One final comment on the metaprompt. It often helps to use some guidance in addition to the query and the chunks as context. You could for example use a prompt template like the following to improve the results:
You are a software support expert.
Answer the following question using the provided context.
If you can't find the answer, do not pretend you know it, but answer 'I don't know'.
Question:
[[query]]
Context:
[[result_1_text]]
[[result_2_text]]
[[result_3_text]]
Answer:
Using a prompt template such as the one above, including the line breaks and empty lines, can help a large language model to better differentiate between the query and the context. It also helps to point out what to do if the answer is not in the context or what persona should be assumed.
Summary
As you have seen, it is extremely easy to use Generative AI models with RapidMiner. You have access to all Huggingface's models for natural language processing. You can solve all new tasks such as summarization or text- to-text generation. Plus, you can use all these models as the foundation for your own finetuning. And as always with RapidMiner, all of this is possible without writing a single line of code.

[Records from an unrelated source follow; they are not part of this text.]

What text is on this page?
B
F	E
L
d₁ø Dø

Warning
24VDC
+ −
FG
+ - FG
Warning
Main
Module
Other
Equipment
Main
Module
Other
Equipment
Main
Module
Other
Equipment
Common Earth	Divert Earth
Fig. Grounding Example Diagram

The second group of operators gives you access to OpenAI's very powerful conversational models and even allows you to finetune those, too. And, again, without the need for any coding skills.

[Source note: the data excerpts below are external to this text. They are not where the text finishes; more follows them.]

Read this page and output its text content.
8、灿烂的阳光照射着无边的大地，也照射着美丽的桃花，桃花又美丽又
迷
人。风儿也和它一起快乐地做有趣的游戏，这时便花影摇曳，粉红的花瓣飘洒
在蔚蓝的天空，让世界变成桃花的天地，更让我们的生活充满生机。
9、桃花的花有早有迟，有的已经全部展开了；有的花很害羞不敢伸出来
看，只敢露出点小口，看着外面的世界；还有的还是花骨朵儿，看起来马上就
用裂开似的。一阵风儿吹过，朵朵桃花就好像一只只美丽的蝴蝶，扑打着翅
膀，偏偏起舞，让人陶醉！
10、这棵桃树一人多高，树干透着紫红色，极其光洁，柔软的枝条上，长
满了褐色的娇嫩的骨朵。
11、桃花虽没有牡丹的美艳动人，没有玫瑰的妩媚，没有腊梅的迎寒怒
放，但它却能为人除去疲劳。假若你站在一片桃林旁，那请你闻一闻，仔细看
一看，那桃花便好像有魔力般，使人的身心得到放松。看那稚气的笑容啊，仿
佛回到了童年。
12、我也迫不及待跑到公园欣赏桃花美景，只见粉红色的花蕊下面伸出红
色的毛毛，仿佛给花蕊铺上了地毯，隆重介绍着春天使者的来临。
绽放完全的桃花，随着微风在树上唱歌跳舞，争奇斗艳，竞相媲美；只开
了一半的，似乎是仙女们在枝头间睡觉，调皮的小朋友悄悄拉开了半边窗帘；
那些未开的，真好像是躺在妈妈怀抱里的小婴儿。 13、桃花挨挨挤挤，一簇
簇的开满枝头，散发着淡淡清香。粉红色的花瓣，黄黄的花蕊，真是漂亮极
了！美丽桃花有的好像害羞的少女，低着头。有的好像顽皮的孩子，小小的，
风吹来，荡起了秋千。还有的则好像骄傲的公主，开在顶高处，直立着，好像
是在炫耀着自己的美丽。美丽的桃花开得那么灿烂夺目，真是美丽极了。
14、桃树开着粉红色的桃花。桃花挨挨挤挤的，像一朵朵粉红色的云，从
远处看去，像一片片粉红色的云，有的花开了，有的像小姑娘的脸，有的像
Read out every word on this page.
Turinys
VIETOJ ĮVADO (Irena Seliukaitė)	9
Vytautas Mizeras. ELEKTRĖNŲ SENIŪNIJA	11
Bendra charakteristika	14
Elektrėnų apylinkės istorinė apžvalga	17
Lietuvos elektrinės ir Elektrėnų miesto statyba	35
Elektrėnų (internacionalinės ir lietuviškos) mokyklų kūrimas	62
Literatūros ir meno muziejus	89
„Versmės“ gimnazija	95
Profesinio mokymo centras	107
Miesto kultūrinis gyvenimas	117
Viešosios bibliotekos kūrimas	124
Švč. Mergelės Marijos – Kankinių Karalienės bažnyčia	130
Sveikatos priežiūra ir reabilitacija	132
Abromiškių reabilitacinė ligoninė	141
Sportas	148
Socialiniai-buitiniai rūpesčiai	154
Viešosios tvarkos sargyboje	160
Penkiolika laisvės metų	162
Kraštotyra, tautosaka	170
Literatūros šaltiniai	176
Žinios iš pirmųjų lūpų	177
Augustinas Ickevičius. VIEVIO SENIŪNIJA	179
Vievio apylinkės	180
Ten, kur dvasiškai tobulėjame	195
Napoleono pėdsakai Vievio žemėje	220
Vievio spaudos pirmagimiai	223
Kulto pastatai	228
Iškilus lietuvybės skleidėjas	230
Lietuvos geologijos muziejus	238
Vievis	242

It is equally easy to calculate embeddings, to store and retrieve documents in and from vector stores, and build complete solutions for Retrieval Augmented Generation (RAG) as well.
It may take a while to get used to all the new use cases and tasks you can tackle with Generative AI and related technologies such as vector stores. Unlike with traditional machine learning, generative AI allows you to become more creative and tackle more complex use cases where the desired outputs go beyond the prediction of simple classes (classification) or numbers (regression).
But with great power also comes great responsibility. Large language models are very resource-intensive and not always necessary for tackling your use case. Bigger also does not always mean better. Of course, you can use ChatGPT to translate a text. But you could also use one of the Opus models which are significantly smaller and perform just as well for translation tasks.
And always keep in mind that those models often have been trained on public sources from the internet. This introduces bias in those models and potentially could lead to copyright infringements. We truly believe in open approaches where not just the model but also the training data has been published to ensure that no harm is done. We do recommend that you put in the necessary caution and make sure that only trustworthy models are used.
But if you are cautious and use the right models, you can solve new and more complex problems than you could before. Have fun tackling new use cases with the Generative Models extension for RapidMiner!